Der Bedarf an Wasserflächen ist auch im Landkreis Fürth enorm. Geschäftsführer Andreas Steinhart vom Palm Beach berichtet: „Wenn im Landkreis Bäder geschlossen oder saniert werden, steigen bei uns die Anfragen. Aber auch wir bringen gar nicht alle unter.“ Seit 20 Jahren sind montags bis freitags, von 8 bis 16 Uhr, die Bahnen im Sportbecken für Schulklassen und Vereine gesperrt.

Unterstützung der Lehrkräfte soll helfen

Dem Lehrplan zufolge muss Schwimmen die gesamte Grundschulzeit über angeboten werden. „Ein durchgängiger Unterricht ist in der Praxis aber gar nicht möglich“, schildert Gerald Klenk, der stellvertretende fachliche Leiter des Staatlichen Schulamtes im Landkreis Nürnberger Land:  „Bislang habe ich  keine Klagen von Schulfachberatern, Eltern oder Lehrern gehört, dass es so nicht klappt.“ Klenk versichert: „Wir haben ausreichend Kapazitäten im Landkreis.“ So besitze die Grund- und Mittelschule Velden ein eigenes Bad. Altdorf würde gerade ein neues Schwimmbad bauen, um seine Kapazitäten zu erweitern.  Dennoch möchte er sich kein Urteil darüber erlauben, „ob wirklich alle Kinder nach der vierten Klasse richtig schwimmen können.“

Hier setzt das Angebot „Seepferdchen für die Metropolregion“ an. Das Forum Sport für die Metropolregion Nürnberg kooperiert hierfür mit Schulen, damit diese ihren Anteil an Nichtschwimmern senken können. Zwei Freiwilligendienstler helfen den meist ein bis zwei Lehrkräften im Schwimmunterricht aus. Durch die Verstärkung soll besser auf die schwachen Schwimmer eingegangen werden können, ohne dass die guten allzusehr darunter leiden.
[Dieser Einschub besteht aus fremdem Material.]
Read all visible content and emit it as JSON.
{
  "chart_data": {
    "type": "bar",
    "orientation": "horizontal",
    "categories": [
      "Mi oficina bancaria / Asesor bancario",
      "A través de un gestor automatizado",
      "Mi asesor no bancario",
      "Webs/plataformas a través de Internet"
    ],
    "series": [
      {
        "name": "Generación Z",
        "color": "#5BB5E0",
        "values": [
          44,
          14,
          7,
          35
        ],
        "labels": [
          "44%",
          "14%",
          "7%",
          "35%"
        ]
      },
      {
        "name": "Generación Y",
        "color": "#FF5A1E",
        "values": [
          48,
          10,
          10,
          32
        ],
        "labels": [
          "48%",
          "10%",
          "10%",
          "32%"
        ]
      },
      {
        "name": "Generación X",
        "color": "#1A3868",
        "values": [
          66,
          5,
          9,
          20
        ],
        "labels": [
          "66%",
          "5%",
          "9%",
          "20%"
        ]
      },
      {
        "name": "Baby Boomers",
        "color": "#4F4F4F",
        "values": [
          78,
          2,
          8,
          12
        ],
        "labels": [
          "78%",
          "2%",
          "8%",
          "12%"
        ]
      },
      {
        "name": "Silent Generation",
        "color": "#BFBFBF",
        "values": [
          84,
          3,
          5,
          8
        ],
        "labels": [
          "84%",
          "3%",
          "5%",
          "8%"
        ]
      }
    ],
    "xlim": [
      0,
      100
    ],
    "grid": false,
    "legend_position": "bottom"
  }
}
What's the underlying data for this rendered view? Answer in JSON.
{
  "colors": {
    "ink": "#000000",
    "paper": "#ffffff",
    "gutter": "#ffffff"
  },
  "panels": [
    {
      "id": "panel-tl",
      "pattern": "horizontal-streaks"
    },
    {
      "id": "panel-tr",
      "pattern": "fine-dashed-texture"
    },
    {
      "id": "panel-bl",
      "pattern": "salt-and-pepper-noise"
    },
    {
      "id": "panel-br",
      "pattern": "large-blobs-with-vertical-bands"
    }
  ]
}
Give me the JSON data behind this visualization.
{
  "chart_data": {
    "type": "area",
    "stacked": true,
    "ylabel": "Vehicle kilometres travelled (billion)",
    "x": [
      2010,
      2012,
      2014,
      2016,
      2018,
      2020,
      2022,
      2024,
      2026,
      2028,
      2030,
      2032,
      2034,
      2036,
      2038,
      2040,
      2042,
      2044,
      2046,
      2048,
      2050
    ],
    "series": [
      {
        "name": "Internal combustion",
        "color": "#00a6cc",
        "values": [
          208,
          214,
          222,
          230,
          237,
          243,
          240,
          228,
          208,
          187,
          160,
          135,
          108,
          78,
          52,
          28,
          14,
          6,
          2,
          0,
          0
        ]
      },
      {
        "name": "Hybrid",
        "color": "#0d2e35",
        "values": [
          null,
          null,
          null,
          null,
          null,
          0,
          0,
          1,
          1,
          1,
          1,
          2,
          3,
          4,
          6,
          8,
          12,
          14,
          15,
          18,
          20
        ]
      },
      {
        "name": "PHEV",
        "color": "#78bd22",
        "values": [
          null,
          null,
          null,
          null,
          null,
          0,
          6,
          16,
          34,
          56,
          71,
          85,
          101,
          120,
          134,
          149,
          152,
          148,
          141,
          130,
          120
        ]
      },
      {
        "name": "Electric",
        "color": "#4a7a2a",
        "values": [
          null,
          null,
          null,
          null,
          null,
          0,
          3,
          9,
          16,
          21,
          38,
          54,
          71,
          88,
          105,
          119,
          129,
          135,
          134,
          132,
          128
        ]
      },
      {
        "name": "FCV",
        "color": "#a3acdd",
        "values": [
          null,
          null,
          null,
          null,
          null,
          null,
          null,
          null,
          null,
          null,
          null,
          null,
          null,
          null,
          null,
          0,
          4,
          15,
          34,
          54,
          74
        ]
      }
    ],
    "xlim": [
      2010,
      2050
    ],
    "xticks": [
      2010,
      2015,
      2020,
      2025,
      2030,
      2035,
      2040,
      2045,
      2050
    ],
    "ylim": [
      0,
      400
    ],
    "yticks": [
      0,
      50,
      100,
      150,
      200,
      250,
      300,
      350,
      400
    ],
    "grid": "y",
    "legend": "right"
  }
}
Die DLRG lobt das Angebot – hat sie doch ein ähnliches Angebot in petto. Doch Elisa Klum geht noch einen Schritt weiter: „Das Seepferdchen ist eine gute Basis, aber kein ausreichendes Schwimmabzeichen. Denn die dafür benötigten 25 Meter Schwimmen schafft man auch mit Hundegepaddel.“ Erst das Bronzeabzeichen versetze Kinder in die Lage, sich im Notfall selbstständig wieder an Land zu retten und auch bei einem Sturz in tiefes Wasser oder beim Wasserschlucken noch souverän zu reagieren.